Pas de tendresse entre eux, rien d'amicale. Peut-être un semblant de respect, qui volerait en éclat sitôt leur petit jeu devenu ennuyeux. Mais ils ne cherchaient rien d'autres, après tout. Le tueur avait bien vite réalisé qu'Amélie aimait jouer avec le feu, les limites qu'on lui fixait, et qu'elle ne rêvait que de dépasser. Il lui plaisait, allez savoir pourquoi, son pseudo maquillage, le fait qu'il était plus âgé, une chose ou une autre. Il s'en moquait, au fond. Tout ce que l'adolescent blessé recherchait, bien loin de l'amour ou du réconfort, c'était de quoi se distraire, chasser de son esprit le sourire de Liu, le souvenir de son sang sur ses vêtements, son couteau. Et, de par son incroyable délicatesse, la soirée qu'il passerait seul, sans Jack. Enfin, il l'avait cherché, après tout.

« -Ton tee-shirt est là. » Lâcha la joueuse, récupérant la boule de tissu, avant de la lui jeter dessus.

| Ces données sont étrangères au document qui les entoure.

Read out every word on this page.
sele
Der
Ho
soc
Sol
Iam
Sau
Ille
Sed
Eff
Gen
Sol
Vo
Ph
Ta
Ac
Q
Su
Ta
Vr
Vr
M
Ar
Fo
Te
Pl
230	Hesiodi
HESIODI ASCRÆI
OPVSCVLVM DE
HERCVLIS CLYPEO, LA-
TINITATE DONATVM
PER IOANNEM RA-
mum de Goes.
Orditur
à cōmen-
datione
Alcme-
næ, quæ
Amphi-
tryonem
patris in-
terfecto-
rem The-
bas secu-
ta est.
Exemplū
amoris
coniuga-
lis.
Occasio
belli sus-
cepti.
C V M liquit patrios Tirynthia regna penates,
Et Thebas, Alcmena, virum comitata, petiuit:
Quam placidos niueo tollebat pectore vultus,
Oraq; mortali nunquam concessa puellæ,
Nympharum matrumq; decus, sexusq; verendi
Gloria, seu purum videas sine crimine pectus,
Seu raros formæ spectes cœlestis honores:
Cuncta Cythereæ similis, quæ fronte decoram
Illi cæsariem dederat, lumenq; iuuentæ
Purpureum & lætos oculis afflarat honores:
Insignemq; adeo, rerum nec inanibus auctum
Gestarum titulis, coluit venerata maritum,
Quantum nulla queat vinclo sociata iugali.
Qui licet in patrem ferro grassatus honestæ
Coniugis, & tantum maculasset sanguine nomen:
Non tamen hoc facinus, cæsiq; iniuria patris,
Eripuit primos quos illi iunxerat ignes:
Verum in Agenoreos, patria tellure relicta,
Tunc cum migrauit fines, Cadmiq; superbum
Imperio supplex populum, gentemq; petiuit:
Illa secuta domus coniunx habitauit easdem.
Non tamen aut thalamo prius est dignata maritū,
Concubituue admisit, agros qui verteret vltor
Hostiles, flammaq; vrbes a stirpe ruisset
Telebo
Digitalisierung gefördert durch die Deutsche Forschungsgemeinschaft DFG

Elle rattacha ensuite les agrafes de son soutien-gorge d'un geste bref, et il se remémora la première fois qu'il l'avait défait. Amélie se moquait de lui, et de sa maladresse. Elle, en revanche, lui parut bien plus expérimentée dans le domaine, à en juger par son agilité, et la facilité avec laquelle elle l'avait débarrassé de son sweet, son pantalon, et tout le reste, avant qu'il n'ait eu le temps de s'en rendre compte. Là, pour oublier son frère, il l'avait oublié. Mais leurs après-midis passés dans cette chambre, sur ce lit, c'était trop brutales, insensées, presque mécaniques, par moment. Ils savaient faire, alors ils faisaient, et c'était terminé. Lui, il ne désirait rien au monde plus que de fuir, elle, elle voulait jouer. Parfois, elle le trouvait absent, mais jamais l'assassin n'accepta de répondre à ses questions.

« -Tu repasses, demain ?

-Ouais. Même heure.

-D'accord. »

Des mots, de simples mots, des formalités, pour ne pas se quitter sans rien dire. Mais ni l'un, ni l'autre n'avaient envie de faire la conversation. Le brun soupira, réalisant comme chaque soir l'absurdité de cette situation. Puis il sorti, fila dehors, et cette fois, ce fut le froid de la rue qui lui mordit la peau, malgré ses épais vêtements. Il rentra chez lui, s'enferma dans la chambre, sorti son couteau, s'amusa à tailler ce qu'il lui passait par la tête sur la table, tourna en rond, songea à tuer, hésita, pensa au clown, et à ses propos, finalement, se laissa tomber sur le lit. La vie était affreusement ennuyeuse, et douloureuse, aussi, lorsqu'il était livré à lui-même, qu'il ne pouvait plus fuir.

Jack lui manquerait, ce soir. Beaucoup.